In the mid 90s, David Foltz, a population geneticist (and colleague) at Louisiana State University in Baton Rouge and student Jon Flowers got involved with the Leptasterias questions and he applied a variety of allozyme and later molecular tools towards the many species of Leptasterias and its near kin.
Results can be found in a great many of his papers including this one, this one and this one.

They sampled primarily from Alaska to California and discovered several different lineages of Leptasterias...especially in California where they identified 6 apparently distinct cryptic species in Leptasterias "hexactis" and "aequalis"!!!
So, what do you call these?

Right now, this is a pretty tricky question which I typically answer as good news/bad news.

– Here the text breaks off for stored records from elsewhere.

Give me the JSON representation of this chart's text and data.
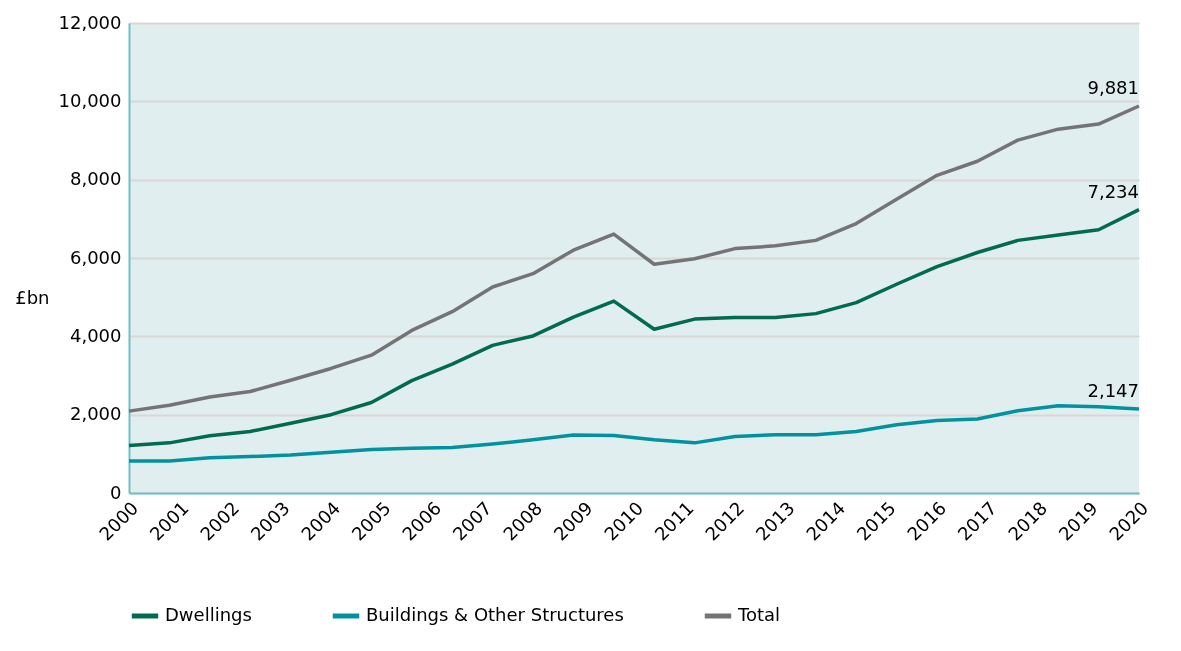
{
  "chart_data": {
    "type": "line",
    "ylabel": "£bn",
    "x": [
      2000,
      2000.8,
      2001.6,
      2002.4,
      2003.2,
      2004,
      2004.8,
      2005.6,
      2006.4,
      2007.2,
      2008,
      2008.8,
      2009.6,
      2010.4,
      2011.2,
      2012,
      2012.8,
      2013.6,
      2014.4,
      2015.2,
      2016,
      2016.8,
      2017.6,
      2018.4,
      2019.2,
      2020
    ],
    "series": [
      {
        "name": "Dwellings",
        "color": "#006b4f",
        "values": [
          1210,
          1280,
          1460,
          1570,
          1780,
          2000,
          2310,
          2870,
          3290,
          3770,
          4010,
          4490,
          4900,
          4180,
          4440,
          4480,
          4480,
          4580,
          4860,
          5330,
          5780,
          6140,
          6450,
          6590,
          6720,
          7234
        ],
        "value_labels": [
          null,
          null,
          null,
          null,
          null,
          null,
          null,
          null,
          null,
          null,
          null,
          null,
          null,
          null,
          null,
          null,
          null,
          null,
          null,
          null,
          null,
          null,
          null,
          null,
          null,
          "7,234"
        ]
      },
      {
        "name": "Buildings & Other Structures",
        "color": "#00929f",
        "values": [
          820,
          820,
          900,
          930,
          970,
          1040,
          1110,
          1140,
          1160,
          1250,
          1360,
          1480,
          1470,
          1360,
          1280,
          1440,
          1490,
          1490,
          1570,
          1740,
          1850,
          1890,
          2100,
          2230,
          2200,
          2147
        ],
        "value_labels": [
          null,
          null,
          null,
          null,
          null,
          null,
          null,
          null,
          null,
          null,
          null,
          null,
          null,
          null,
          null,
          null,
          null,
          null,
          null,
          null,
          null,
          null,
          null,
          null,
          null,
          "2,147"
        ]
      },
      {
        "name": "Total",
        "color": "#747476",
        "values": [
          2090,
          2240,
          2450,
          2590,
          2880,
          3180,
          3520,
          4150,
          4630,
          5260,
          5600,
          6200,
          6610,
          5840,
          5980,
          6240,
          6310,
          6450,
          6880,
          7500,
          8110,
          8470,
          9010,
          9290,
          9420,
          9881
        ],
        "value_labels": [
          null,
          null,
          null,
          null,
          null,
          null,
          null,
          null,
          null,
          null,
          null,
          null,
          null,
          null,
          null,
          null,
          null,
          null,
          null,
          null,
          null,
          null,
          null,
          null,
          null,
          "9,881"
        ]
      }
    ],
    "xlim": [
      2000,
      2020
    ],
    "xticks": [
      2000,
      2001,
      2002,
      2003,
      2004,
      2005,
      2006,
      2007,
      2008,
      2009,
      2010,
      2011,
      2012,
      2013,
      2014,
      2015,
      2016,
      2017,
      2018,
      2019,
      2020
    ],
    "ylim": [
      0,
      12000
    ],
    "yticks": [
      0,
      {
        "value": 2000,
        "label": "2,000"
      },
      {
        "value": 4000,
        "label": "4,000"
      },
      {
        "value": 6000,
        "label": "6,000"
      },
      {
        "value": 8000,
        "label": "8,000"
      },
      {
        "value": 10000,
        "label": "10,000"
      },
      {
        "value": 12000,
        "label": "12,000"
      }
    ],
    "grid": "y",
    "legend": "bottom",
    "marker": "none",
    "line_style": "solid"
  }
}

What's the bad news? We are only at the first step. What comes next is the 'synch' up between the molecular /DNA characterisation of the species in Leptasterias AND the taxonomy.
  • More sampling will be needed to further resolve the molecular picture
  • More taxonomy will need to be done to follow once the above gets done.
What's the good news? We have a good idea what's going on and it seems pretty clear about what will need to be done.

So, the issue is NOT that the taxonomy itself is hopelessly confused (altho it IS very complicated) but that it just hasn't caught up with some of the more.... formal nomenclatural "loose ends"...Give it time!

Believe it or not, Leptasterias isn't the "worst" species complex problem/question known out there... (either on the west coast of North America or the world....)!!!